The USC Dornsife Ph.D. Academy supports Dornsife Ph.D. students to help them thrive during each year of their Ph.D. program. The Ph.D. Academy wants to highlight the amazing students that are a part of our unique community.

This month’s student spotlight is on Michelle Livings, a third-year Ph.D. candidate in the Population, Health and Place (PHP) program and the Student Editor for the American Journal of Public Health. The Ph.D. Academy interviewed Michelle after she presented as a panelist for the event on October 12, 2021 about Strengthening Your Skills for Success in the Academy and Beyond. She shared valuable insights on how to explain the “Why” of your scholarship and research.

Michelle Livings (middle) on the Strengthening Your Skills for Success Panel

What is your current research focus?
My dissertation research focuses on the relationship between maternal and adolescent mental health.
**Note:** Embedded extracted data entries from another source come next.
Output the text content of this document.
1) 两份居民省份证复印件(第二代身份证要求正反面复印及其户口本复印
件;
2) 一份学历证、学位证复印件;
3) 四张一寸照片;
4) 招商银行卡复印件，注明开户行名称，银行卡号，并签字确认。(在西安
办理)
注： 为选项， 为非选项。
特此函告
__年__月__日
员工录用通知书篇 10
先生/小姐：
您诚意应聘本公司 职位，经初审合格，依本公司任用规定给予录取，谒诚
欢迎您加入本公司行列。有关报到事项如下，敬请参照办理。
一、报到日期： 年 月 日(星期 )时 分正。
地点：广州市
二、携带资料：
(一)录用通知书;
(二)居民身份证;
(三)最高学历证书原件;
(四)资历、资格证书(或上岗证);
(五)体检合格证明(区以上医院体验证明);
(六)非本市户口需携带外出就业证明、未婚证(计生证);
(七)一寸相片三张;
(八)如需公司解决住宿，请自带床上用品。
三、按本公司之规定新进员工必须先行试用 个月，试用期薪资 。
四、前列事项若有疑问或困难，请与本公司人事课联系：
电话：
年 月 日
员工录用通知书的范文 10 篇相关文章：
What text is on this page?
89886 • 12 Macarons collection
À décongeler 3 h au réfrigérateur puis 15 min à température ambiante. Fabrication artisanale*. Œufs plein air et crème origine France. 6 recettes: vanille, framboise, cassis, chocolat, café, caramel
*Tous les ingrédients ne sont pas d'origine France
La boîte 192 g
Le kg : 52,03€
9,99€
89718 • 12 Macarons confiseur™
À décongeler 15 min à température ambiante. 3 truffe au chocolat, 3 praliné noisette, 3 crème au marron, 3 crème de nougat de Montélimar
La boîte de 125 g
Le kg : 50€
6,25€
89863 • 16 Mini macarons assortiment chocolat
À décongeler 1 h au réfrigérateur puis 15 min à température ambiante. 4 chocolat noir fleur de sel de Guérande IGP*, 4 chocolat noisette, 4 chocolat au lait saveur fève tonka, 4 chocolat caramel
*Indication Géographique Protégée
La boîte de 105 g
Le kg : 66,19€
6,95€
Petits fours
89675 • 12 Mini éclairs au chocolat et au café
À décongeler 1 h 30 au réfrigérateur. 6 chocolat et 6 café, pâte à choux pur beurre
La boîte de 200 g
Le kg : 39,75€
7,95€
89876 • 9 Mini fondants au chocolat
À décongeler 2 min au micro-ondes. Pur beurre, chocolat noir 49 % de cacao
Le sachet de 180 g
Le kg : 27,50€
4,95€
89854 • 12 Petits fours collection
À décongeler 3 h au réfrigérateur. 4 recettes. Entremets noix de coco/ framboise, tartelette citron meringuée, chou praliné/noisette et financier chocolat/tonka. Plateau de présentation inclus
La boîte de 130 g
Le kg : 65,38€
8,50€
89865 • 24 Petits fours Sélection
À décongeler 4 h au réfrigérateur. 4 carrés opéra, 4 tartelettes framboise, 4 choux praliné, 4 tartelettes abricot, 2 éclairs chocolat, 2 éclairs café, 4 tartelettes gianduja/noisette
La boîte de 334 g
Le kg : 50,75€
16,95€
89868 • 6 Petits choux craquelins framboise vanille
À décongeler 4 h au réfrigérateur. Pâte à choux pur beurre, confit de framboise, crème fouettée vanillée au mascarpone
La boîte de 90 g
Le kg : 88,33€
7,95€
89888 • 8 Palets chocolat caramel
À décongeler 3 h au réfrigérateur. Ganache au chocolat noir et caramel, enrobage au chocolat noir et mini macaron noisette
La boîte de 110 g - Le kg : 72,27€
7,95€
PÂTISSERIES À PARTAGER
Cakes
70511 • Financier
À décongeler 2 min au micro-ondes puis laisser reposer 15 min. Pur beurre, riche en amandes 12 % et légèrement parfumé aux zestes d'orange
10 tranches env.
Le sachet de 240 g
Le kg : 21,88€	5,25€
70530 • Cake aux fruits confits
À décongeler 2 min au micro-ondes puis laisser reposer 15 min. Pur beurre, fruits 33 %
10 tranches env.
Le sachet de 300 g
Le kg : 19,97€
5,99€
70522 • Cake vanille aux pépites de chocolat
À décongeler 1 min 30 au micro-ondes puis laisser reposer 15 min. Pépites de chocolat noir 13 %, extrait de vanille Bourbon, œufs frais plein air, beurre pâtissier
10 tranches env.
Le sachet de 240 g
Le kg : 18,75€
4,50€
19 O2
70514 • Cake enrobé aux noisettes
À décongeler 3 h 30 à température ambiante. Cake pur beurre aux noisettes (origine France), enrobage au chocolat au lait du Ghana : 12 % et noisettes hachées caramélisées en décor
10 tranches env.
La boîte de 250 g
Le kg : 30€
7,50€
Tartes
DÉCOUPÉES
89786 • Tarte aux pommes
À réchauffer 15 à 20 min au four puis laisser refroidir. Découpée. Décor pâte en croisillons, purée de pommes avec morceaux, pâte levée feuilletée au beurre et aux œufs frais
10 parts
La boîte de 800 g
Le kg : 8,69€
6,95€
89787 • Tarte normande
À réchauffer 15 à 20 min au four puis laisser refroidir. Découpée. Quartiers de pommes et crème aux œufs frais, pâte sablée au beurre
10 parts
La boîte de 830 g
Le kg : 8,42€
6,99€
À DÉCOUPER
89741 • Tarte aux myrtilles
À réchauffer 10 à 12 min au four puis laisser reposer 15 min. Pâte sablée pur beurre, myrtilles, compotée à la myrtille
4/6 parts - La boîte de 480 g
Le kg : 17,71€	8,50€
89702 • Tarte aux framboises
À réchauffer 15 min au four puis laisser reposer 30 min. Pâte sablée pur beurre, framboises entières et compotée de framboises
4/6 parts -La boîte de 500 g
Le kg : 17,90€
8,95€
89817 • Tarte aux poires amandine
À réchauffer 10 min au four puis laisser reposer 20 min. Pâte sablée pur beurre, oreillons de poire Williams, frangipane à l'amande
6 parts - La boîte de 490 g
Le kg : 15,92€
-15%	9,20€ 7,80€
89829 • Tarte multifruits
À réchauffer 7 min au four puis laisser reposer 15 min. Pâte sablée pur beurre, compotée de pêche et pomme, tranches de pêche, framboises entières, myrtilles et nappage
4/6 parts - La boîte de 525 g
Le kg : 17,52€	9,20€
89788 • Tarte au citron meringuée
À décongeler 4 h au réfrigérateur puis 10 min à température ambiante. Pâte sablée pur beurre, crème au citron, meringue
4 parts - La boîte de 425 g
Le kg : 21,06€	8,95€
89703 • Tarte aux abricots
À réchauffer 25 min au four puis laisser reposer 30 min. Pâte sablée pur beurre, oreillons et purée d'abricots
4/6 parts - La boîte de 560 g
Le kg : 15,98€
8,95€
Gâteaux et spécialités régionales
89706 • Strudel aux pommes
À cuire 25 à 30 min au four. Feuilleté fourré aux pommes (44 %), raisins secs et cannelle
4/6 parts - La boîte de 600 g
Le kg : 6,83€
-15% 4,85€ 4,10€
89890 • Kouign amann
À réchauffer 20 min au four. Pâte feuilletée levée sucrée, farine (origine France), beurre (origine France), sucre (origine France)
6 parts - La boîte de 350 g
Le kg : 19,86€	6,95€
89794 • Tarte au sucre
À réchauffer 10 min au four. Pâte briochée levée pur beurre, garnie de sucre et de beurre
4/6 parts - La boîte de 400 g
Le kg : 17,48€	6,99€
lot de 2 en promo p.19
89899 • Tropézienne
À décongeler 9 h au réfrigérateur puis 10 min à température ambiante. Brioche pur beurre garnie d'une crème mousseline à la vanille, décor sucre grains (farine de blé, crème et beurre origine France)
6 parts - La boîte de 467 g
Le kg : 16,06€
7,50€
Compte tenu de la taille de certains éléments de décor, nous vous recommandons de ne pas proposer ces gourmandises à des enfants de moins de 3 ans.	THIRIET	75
I am also involved in a multidisciplinary research project about food insecurity and the dynamic food environment in L.A. County.

What is one piece of advice you received as a Ph.D. student that has stayed with you throughout your studies thus far?
One piece of advice that strongly resonated with me is that feedback, even critical feedback, is not personal – if someone is willing to take the time to read and critique your work, they likely have your best interests in mind and are sincerely trying to help.

Michelle presenting at the 2019 CSTE (Council of State & Territorial Epidemiologists) Conference

How has your experience in the Ph.D. Academy help you as a Dornsife Ph.D. student? In what ways did the Ph.D. Academy impact or help your scholarship or research?
I think Ph.D. programs focus on the more “technical” aspects of this level of education (e.g., coursework, research, writing) while soft skills are not explicitly taught. The Ph.D. Academy has been very helpful in terms of preparing me as a Dornsife Ph.D. student for the non-technical aspects of my degree and future career by providing a space for my colleagues and me to discuss soft skills such as communication and time management, as well as other topics that would be otherwise rarely mentioned, including work-life balance and expectations at all stages of the Ph.D. and beyond. I’m confident that I’ll finish my Ph.D. as not only an expert in my field, but also a confident communicator, a flexible collaborator, and a supportive mentor for my future students – thanks to the Ph.D. Academy.